Four Months

I.

Jesus Christ, bear with me here – I’m just drinking chocolate milk, writing words down - Don’t you realize that there’s more to life than reading books? - 10’45 - Cup-of-Coffee-#3 – It’s going to be an interesting day… (You know you have a problem when your piss smells like espresso.)

II.

Actually, we knew you had a problem when you started chewing at the bandages on your wrists and writing fake Latin on the walls in your own blood. “Why are you laughing? I didn’t mean that as a joke.”

III.

Jena paragotFlying steamship. Slavic languages are so cool. (Latin’s not Slavic it’s Latinate.) “You guys aren’t the be-all and end-all of reality and what’s right and what’s wrong”, says this old guy sitting across from me (totally looks like an old sea captain,) “I don’t think I’ve ever used anything I learned in my undergrad.” Does that mean that Latin’s not cool? He later explained that he just had a lousy love life at MIT.

IV.

That’s why people take Arabic – After class we have very competitive scrabble games, drink classy wine, and get drunk enough to make some poor decisions. I don’t know my suffixes that well. Turnererer is not a word. (Does that upset you? Do the daffodils?)

V.

Drunk and talkative, they drive down the highway in Grospa’s electric wheelchair (he was German) while the Japanese family takes a daytrip to the tattoo parlour. These are called talking minutes. (What’s the other guy doing?; He curls his hair, she fumbles with her necklace - I’m seriously falling for this girl.)

VI.

I was bad at reading the signals for six months. “Great!” she says, “Bring a lighter.” I did and we jumped the fence and I read the Divan and started to realize that the world’s a beautiful place. Looking around in English: “to be” carries as much weight as “to eat” or “to drink” or “to jump the fence.”

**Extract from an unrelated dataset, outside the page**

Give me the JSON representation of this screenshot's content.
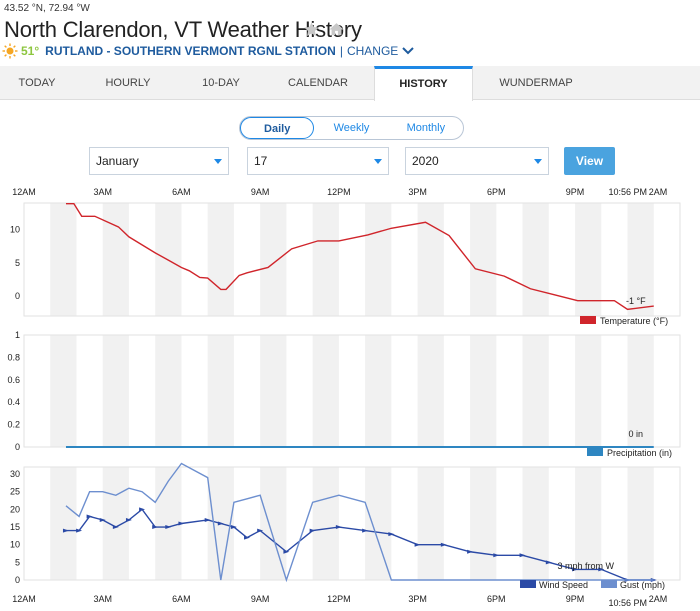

(It’s starting to freak me out a little.)

VII.

It was about this time that the old guy’s eyes shot up. (He looked shocked and embarrassed.) What was the businessman writing? “Snoop Dogg is probably the finest musician of our generation” (…That’s the point when I realized that I’m too trusting in humanity and I kiss her goodbye and she wanders through those shiny doors.)

VIII.

I’d better be real charming for the next ten minutes. “Drag-racing’s a sport!” “I’d be thinking about JFK the whole time!” We’re the kind of drunk that would make you forget about Scrabble altogether. Besides, isn’t Parcheesi much classier?

(…But does Parcheesi really have a place in my life? :: Colossal Guardian Lion:: Assyrian, 865-860 b.c. :: (Talk about cultural rape.) (Never mention rape in bed – that’s a turnoff.))

IX.

But forget all that. We have two weeks left. Stop thinking about the hardest question and multiplying it by a hundred. Drop the physics of the heart. I’ll give you a hug, you’ll kiss my cheek, and I’ll go write about it in my book.